Hospital rehabilitation environments provide insufficient stimulation, and people who have suffered a stroke remain alone and inactive for most of the day. This scenario is alarming, as there is a limited time window of increased plasticity after a stroke, during which the potential for recovery is at its maximum. Preclinical evidence from animal models highlights the importance of a stimulating and enriched environment to increase activity levels and promote changes in brain plasticity. Since enriched environments are the standard in these models, the translation of this intervention into human research has been limited.

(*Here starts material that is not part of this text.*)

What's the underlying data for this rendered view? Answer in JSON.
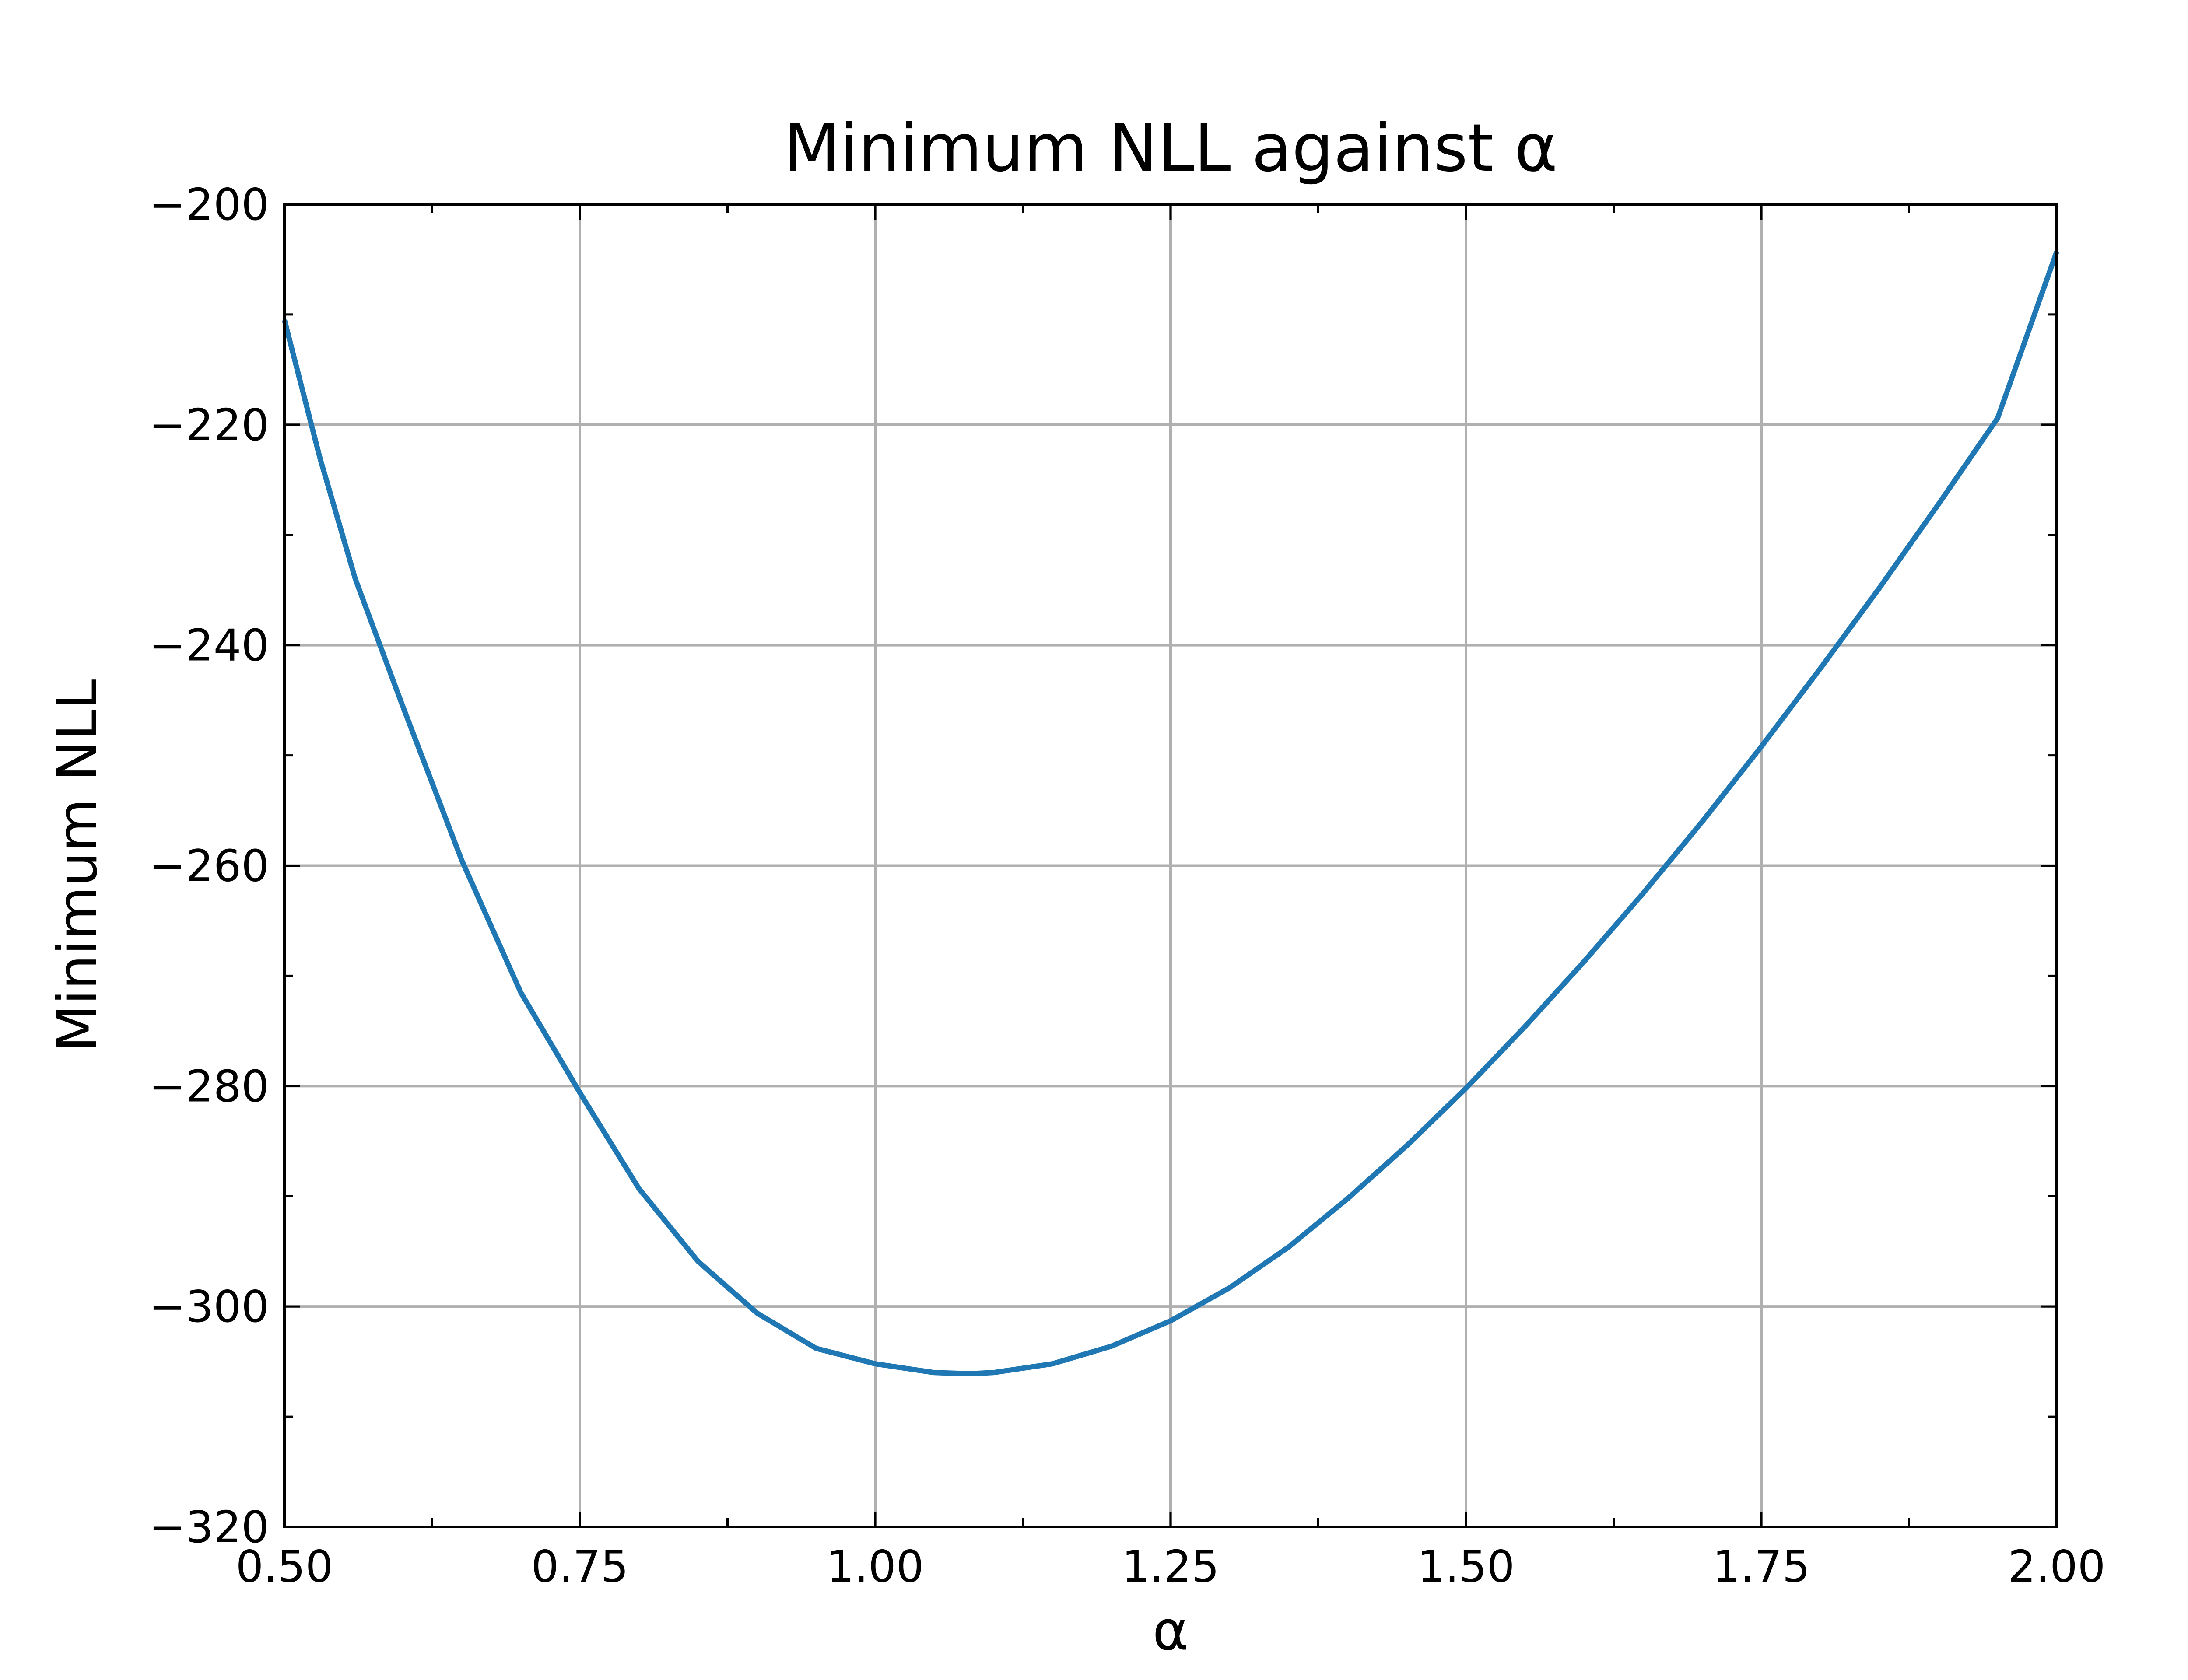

The objective of the project is to evaluate the effect of incorporating an enriched intervention that combines recreational activities and musical training into a standard rehabilitation program for hospitalized individuals who have suffered a stroke in the subacute phase. Specifically, clinical benefits will be assessed; individual sociopsychological differences will be examined, along with the experiences of participants and their caregivers, as well as the practical and economic feasibility of the intervention.




This is a randomized, controlled, single-blind, single-center trial that will include three types of intervention, with a total planned duration of three years. Approximately ninety individuals with subacute stroke admitted to the neurological rehabilitation center of Centro Esperanza (Hospital del Mar) will be recruited. Participants will be randomly assigned to one of three groups (standard care, standard care with music-based therapy, and standard care with enriched intervention). In addition, they must meet predefined inclusion criteria.

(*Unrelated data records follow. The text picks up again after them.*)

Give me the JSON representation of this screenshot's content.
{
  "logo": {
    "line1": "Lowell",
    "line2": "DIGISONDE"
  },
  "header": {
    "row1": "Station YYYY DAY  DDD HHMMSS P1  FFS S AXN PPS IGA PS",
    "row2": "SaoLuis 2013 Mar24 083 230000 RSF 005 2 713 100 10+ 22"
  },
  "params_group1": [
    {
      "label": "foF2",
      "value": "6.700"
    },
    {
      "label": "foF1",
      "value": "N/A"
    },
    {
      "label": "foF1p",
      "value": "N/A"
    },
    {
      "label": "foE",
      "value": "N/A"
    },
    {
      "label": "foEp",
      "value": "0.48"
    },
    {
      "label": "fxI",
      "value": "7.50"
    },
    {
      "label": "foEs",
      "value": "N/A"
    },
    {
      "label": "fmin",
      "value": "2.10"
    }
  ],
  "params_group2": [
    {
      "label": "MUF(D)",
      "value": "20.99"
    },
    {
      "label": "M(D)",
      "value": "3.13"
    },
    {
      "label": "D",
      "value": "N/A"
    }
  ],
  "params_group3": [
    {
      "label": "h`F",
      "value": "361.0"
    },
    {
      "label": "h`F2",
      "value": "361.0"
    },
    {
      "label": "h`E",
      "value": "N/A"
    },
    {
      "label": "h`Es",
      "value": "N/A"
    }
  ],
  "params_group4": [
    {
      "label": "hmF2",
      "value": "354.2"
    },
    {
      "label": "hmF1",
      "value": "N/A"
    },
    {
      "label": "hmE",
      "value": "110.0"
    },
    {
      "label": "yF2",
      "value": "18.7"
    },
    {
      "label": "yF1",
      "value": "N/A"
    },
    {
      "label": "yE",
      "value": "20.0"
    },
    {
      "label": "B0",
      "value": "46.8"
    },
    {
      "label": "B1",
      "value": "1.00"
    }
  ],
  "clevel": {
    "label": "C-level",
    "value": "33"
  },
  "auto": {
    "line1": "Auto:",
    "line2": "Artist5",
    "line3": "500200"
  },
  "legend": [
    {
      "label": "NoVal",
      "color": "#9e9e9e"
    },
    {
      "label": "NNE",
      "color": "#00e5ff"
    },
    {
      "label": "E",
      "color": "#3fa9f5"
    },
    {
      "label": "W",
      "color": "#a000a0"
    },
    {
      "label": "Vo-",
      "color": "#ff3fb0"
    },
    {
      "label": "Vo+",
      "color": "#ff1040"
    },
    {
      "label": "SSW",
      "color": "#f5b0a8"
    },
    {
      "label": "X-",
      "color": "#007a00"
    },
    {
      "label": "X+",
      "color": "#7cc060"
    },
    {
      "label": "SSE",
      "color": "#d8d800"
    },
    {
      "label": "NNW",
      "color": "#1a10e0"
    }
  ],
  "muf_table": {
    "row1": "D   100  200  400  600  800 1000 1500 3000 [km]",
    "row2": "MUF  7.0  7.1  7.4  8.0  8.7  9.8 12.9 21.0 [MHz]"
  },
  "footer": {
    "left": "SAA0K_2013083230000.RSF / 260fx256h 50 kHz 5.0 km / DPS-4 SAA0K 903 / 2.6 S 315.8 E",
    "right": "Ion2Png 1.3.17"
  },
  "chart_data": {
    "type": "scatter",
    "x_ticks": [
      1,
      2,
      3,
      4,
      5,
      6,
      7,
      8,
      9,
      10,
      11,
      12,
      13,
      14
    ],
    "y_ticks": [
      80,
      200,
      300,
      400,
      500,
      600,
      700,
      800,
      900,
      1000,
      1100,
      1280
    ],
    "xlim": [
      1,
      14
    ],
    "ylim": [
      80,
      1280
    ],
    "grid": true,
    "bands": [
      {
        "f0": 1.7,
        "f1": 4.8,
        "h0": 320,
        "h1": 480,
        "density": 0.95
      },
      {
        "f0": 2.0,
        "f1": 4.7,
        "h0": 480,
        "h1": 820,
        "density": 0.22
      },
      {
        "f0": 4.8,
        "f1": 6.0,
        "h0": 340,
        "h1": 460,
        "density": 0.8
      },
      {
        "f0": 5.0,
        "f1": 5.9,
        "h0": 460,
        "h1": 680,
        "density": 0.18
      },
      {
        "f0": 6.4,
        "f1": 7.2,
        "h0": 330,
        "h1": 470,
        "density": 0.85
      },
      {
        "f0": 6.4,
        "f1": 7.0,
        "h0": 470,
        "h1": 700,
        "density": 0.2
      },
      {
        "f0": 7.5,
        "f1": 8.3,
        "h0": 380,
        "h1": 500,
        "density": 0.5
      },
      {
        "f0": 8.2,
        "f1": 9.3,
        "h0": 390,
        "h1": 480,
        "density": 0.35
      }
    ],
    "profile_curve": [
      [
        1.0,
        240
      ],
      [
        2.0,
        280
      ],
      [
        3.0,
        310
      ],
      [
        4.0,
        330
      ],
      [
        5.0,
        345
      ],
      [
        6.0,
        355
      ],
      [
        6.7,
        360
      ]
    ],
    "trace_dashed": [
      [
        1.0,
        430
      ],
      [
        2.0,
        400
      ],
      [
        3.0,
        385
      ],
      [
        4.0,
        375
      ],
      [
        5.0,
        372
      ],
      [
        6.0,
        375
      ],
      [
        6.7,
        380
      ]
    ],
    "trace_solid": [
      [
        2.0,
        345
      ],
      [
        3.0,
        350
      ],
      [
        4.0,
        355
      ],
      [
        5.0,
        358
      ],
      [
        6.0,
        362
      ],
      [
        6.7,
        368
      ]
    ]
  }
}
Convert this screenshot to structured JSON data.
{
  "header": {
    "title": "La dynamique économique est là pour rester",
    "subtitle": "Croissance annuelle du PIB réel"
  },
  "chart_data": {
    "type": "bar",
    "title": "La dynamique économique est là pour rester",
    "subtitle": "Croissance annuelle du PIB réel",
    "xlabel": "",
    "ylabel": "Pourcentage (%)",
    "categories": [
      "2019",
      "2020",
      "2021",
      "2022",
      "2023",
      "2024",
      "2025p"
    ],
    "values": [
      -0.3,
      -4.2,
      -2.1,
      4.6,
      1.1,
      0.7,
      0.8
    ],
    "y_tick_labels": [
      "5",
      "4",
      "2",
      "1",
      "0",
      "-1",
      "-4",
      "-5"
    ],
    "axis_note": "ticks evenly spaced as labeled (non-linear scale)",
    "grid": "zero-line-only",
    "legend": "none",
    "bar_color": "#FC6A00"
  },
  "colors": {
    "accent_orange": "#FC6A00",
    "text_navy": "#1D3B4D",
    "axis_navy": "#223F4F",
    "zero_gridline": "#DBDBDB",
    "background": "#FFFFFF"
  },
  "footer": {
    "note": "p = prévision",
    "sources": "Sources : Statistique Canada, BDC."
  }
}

Assessments will be conducted at baseline, at hospital discharge, and at a one-month follow-up, focusing on performance in activities of daily living and motor, cognitive, and language functions, as well as emotional well-being and quality of life. Furthermore, the impact of the lesion on brain structure and function will be evaluated, and sociopsychological variables will be collected at baseline to examine their mediating effect on recovery. In addition, qualitative methods will be used to explore the experiences of participants and their caregivers with the intervention from a gender perspective. Finally, a feasibility and cost-effectiveness analysis will be conducted to facilitate its future clinical implementation.

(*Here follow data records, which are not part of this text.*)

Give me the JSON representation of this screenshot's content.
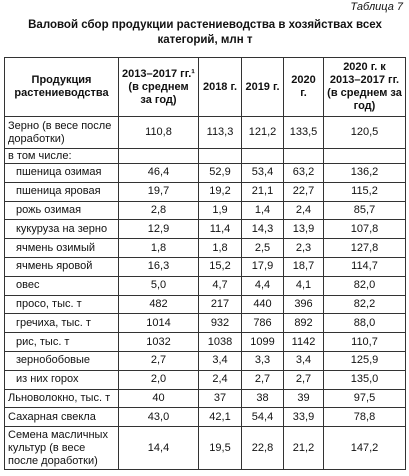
{
  "header": {
    "label": "Таблица 7",
    "title": "Валовой сбор продукции растениеводства в хозяйствах всех категорий, млн т"
  },
  "table": {
    "columns": [
      "Продукция растениеводства",
      "2013–2017 гг.¹ (в среднем за год)",
      "2018 г.",
      "2019 г.",
      "2020 г.",
      "2020 г. к 2013–2017 гг. (в среднем за год)"
    ],
    "rows": [
      [
        "Зерно (в весе после доработки)",
        "110,8",
        "113,3",
        "121,2",
        "133,5",
        "120,5"
      ],
      [
        "в том числе:"
      ],
      [
        "пшеница озимая",
        "46,4",
        "52,9",
        "53,4",
        "63,2",
        "136,2"
      ],
      [
        "пшеница яровая",
        "19,7",
        "19,2",
        "21,1",
        "22,7",
        "115,2"
      ],
      [
        "рожь озимая",
        "2,8",
        "1,9",
        "1,4",
        "2,4",
        "85,7"
      ],
      [
        "кукуруза на зерно",
        "12,9",
        "11,4",
        "14,3",
        "13,9",
        "107,8"
      ],
      [
        "ячмень озимый",
        "1,8",
        "1,8",
        "2,5",
        "2,3",
        "127,8"
      ],
      [
        "ячмень яровой",
        "16,3",
        "15,2",
        "17,9",
        "18,7",
        "114,7"
      ],
      [
        "овес",
        "5,0",
        "4,7",
        "4,4",
        "4,1",
        "82,0"
      ],
      [
        "просо, тыс. т",
        "482",
        "217",
        "440",
        "396",
        "82,2"
      ],
      [
        "гречиха, тыс. т",
        "1014",
        "932",
        "786",
        "892",
        "88,0"
      ],
      [
        "рис, тыс. т",
        "1032",
        "1038",
        "1099",
        "1142",
        "110,7"
      ],
      [
        "зернобобовые",
        "2,7",
        "3,4",
        "3,3",
        "3,4",
        "125,9"
      ],
      [
        "из них горох",
        "2,0",
        "2,4",
        "2,7",
        "2,7",
        "135,0"
      ],
      [
        "Льноволокно, тыс. т",
        "40",
        "37",
        "38",
        "39",
        "97,5"
      ],
      [
        "Сахарная свекла",
        "43,0",
        "42,1",
        "54,4",
        "33,9",
        "78,8"
      ],
      [
        "Семена масличных культур (в весе после доработки)",
        "14,4",
        "19,5",
        "22,8",
        "21,2",
        "147,2"
      ]
    ]
  }
}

The results have the potential to positively impact participants, caregivers, and healthcare professionals. Greater recovery after stroke will enhance community reintegration and reduce caregiver burden, contributing to a person-centered approach. Furthermore, clinical rehabilitation guidelines will be improved, with the potential to modify hospital environments to increase activity levels among inpatients. Interventions such as recreational activities and musical training may represent cost-effective and easily implementable approaches. In this way, costs associated with disability can be reduced, thereby decreasing the burden on public healthcare and social resources.